The John S. and James L. Knight Foundation, which aims to foster arts and communities, recently awarded the orchestra a $100,000 grant to help it with educational outreach.
As in all U.S. schools, regular arts studies at the Woodward Academy were severely slashed by 2001’s No Child Left Behind program, in favor of more conventionally vocational academic areas. Ibrahim decided to work with the Academy.
The sense of connection with the Woodward Academy students is immediate. He passes around two books of Arabic folk songs. The children sing the phonetic Arabic and learn the meanings of “haram” (“not kosher, forbidden,” Ibrahim explains,) and “habibi” (“It’s a term of affection, like when they sing ‘baby’ in a pop song”). The students sing with no hesitation. Ibrahim is grooming these strong but vulnerable after-school students to sing with the National Arab Orchestra.
Their director of after-school programs, 27-year-old Marsae Mitchell, was born in Detroit. “When Michael first came to the school, the students asked if he ate hamburgers, like them. They didn’t mean to be rude; they had just never met an Arab before,” she says. “Being exposed to other cultures (like Detroit itself, the school is almost wholly African-American) they learn to respect them. Otherwise they might only see Arabs working in the gas station.”
“Things have changed since I was at school,” Mitchell says. “Many of these children have the responsibility of taking care of their households. Sometimes it is hard to focus on education, because they’re worried about financial issues that children should not have to be concerned about. But our students are definitely resilient.”

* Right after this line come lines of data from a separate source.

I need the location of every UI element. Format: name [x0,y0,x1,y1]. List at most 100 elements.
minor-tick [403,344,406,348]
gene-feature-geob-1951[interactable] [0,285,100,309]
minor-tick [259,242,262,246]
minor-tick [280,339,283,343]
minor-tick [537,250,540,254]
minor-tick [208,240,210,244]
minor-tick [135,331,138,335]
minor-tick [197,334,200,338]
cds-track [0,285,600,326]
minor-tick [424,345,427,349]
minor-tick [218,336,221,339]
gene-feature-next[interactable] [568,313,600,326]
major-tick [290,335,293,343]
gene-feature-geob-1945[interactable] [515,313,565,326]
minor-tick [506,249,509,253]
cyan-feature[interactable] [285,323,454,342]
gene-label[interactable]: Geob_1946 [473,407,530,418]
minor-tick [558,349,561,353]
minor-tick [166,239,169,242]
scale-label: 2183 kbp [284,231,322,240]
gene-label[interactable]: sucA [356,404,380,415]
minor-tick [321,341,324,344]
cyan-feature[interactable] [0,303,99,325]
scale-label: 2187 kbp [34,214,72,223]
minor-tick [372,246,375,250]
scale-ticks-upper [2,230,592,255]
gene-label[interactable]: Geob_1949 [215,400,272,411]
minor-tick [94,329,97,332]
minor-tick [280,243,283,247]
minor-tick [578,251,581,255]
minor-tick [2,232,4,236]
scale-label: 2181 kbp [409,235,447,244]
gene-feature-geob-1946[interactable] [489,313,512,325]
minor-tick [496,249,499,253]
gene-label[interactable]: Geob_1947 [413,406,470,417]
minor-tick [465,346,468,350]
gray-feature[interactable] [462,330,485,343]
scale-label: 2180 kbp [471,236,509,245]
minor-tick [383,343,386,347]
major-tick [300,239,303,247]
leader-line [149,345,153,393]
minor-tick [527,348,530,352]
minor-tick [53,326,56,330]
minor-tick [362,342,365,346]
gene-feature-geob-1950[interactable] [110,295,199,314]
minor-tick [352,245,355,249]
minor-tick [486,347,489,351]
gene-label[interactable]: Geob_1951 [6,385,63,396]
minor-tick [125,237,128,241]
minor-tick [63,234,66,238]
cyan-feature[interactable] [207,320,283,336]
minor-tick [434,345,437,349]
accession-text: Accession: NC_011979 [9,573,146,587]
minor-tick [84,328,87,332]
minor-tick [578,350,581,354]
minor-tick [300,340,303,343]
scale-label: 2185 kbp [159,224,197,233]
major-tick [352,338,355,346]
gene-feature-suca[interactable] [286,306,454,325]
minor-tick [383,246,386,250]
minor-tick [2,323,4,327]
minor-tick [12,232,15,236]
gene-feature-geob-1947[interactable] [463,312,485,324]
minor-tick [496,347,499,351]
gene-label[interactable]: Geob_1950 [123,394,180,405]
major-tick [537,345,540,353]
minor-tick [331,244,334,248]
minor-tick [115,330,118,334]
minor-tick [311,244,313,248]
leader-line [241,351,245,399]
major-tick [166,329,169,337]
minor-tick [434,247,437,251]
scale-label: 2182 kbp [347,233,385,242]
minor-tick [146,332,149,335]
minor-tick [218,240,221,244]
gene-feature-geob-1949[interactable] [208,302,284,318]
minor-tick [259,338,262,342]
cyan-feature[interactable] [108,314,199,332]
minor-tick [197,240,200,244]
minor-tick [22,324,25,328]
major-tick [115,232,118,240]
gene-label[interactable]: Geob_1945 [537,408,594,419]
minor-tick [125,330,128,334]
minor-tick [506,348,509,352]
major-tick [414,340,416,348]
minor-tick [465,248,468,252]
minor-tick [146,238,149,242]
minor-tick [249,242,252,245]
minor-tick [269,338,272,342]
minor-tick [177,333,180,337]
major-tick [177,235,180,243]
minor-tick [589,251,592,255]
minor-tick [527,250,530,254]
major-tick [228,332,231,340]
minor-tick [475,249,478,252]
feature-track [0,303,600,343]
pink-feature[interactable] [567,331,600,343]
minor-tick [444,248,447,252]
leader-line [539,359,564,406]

Along with artistic skills, rewarding in and of themselves, these youths on the frontline of America’s urban crisis relish the other benefits of their orchestra sessions. The emotional literacy, communication skills and confidence they get from making music — in unfamiliar languages, to boot — could help stop Detroit from falling deeper into financial and cultural despair.
Elijah Giffys-Henderson, 10, comes from a musical family and plays several instruments. “Some people can’t express their feelings in words,” he observes. “They can use music.” Jeydome Prince, 11, says, “Singing helps me get over feeling nervous. With music, you can always fit in.”